Casey was right in the thick of it at the top of a crowded leaderboard over the final nine holes only for Morikawa to sprint away from the pack with a magnificent eagle at the par-four 16th.
The American went on to seal his maiden major championship at the second attempt, leaving Casey two shots behind in a share of second place and still seeking his first win after teeing off at 64 of golf’s big four tournaments.
“I played phenomenal golf and there’s nothing I would change. I’m very, very happy with how I played,” 43-year-old Casey told reporters after shooting a four-under 66 in the final round.
“Great attitude. Stayed very calm and stayed in the present. Wasn’t enough. The glorious shots Collin hit like on 16 to make eagle, you have to tip your cap.
“When he popped up on tour not that long ago, those guys who were paying attention like myself knew that this was something special, and he’s proved it today.”

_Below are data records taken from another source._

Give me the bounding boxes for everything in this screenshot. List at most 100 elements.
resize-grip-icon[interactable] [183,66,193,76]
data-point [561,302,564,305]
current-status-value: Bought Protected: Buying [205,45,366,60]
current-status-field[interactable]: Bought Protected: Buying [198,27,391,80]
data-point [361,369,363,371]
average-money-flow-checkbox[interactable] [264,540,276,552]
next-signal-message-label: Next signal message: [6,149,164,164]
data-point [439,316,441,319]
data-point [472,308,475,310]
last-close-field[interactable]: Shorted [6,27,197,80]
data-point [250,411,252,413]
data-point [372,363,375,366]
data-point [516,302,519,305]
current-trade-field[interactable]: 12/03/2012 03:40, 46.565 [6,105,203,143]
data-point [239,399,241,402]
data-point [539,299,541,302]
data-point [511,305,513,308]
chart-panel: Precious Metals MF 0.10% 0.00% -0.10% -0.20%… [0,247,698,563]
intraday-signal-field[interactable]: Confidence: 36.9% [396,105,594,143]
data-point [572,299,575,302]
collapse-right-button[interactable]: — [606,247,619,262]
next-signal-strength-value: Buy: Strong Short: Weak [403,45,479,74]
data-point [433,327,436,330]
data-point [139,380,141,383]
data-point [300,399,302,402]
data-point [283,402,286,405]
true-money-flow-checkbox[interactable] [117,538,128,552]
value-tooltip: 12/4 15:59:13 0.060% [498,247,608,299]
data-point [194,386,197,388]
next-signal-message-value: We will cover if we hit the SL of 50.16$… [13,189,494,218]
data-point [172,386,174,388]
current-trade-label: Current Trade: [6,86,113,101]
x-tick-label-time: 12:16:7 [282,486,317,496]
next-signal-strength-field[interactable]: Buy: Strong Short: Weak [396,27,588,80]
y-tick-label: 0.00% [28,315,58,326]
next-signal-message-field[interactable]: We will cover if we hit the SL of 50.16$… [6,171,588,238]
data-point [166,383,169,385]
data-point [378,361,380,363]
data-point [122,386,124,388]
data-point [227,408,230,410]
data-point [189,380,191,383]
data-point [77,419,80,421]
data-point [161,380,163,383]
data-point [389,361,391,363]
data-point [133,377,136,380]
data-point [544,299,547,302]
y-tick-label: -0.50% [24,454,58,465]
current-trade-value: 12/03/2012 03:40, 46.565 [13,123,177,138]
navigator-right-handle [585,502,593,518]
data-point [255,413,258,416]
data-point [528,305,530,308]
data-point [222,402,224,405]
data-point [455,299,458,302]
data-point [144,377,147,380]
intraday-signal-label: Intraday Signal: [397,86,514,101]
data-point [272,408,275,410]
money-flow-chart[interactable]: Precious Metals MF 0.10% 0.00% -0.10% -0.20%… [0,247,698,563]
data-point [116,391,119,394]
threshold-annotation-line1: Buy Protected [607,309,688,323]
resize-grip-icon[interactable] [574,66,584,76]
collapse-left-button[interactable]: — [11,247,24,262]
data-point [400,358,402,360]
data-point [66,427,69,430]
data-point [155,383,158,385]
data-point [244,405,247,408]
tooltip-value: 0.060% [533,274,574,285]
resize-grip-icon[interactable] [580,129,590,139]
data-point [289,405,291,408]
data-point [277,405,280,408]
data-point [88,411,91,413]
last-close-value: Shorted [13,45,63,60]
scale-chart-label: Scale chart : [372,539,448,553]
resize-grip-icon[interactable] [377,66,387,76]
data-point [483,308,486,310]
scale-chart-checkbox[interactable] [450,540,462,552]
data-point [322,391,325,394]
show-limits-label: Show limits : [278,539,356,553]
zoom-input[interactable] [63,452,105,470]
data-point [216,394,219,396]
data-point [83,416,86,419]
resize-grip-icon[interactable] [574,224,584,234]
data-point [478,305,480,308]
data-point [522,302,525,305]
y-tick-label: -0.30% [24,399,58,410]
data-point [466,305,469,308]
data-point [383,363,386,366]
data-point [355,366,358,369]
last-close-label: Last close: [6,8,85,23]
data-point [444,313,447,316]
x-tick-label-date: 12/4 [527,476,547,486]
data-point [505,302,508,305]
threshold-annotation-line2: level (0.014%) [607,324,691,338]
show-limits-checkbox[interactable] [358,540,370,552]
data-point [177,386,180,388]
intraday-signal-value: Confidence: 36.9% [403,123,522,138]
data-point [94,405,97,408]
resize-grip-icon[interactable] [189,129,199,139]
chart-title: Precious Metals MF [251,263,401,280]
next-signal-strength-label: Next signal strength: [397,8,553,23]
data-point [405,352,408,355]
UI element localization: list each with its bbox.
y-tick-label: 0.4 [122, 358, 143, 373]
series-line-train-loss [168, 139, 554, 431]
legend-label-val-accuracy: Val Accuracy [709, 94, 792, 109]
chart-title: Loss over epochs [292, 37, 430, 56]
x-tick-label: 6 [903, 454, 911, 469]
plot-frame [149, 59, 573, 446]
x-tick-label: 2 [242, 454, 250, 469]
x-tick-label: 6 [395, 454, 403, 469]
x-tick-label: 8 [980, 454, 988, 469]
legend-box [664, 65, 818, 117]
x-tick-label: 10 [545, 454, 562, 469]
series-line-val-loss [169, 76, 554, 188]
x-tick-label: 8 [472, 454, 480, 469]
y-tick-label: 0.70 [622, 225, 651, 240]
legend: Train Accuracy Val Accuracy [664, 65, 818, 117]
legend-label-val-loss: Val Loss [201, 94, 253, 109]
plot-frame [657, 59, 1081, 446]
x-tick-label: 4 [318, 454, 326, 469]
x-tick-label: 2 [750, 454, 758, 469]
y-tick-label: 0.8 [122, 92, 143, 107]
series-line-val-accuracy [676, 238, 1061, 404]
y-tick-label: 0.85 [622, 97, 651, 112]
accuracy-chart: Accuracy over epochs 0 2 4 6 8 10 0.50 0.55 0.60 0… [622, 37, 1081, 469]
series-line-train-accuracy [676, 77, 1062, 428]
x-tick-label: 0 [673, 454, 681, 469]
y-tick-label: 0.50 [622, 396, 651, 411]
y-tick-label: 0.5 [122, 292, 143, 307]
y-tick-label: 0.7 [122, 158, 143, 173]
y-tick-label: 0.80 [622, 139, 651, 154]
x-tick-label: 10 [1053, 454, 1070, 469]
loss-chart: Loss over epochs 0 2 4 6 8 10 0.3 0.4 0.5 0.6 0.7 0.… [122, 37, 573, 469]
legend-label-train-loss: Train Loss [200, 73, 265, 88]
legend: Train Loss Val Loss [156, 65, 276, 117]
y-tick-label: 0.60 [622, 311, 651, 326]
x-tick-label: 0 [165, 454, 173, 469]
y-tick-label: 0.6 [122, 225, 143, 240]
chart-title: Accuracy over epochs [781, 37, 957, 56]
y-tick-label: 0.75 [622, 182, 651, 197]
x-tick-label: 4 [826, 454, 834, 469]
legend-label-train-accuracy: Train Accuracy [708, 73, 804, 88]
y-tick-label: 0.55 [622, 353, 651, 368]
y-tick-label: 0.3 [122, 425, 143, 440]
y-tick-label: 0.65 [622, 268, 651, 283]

Four months without competitive golf because of the COVID-19 pandemic had helped Casey sort out his priorities and he felt he had rediscovered his “mojo” over the four days at San Francisco’s TPC Harding Park.
Back-nine birdies at the 10th, 14th and 16th kept him in the hunt but an overcooked third shot for a bogey at the 13th, as well as missed birdie putts at the 15th, 17th and 18th holes, cost him dear.
It was still Casey’s best finish at a major and he certainly has not given up hope that he might one day still land one of his sport’s biggest prizes.
“I was just out there kind of having a good time,” he said. “I do think I’m in a sweet spot. It’s taken me 43 years to get there, but yeah, pretty chilled out, know what I’m capable of, and enjoying my golf.”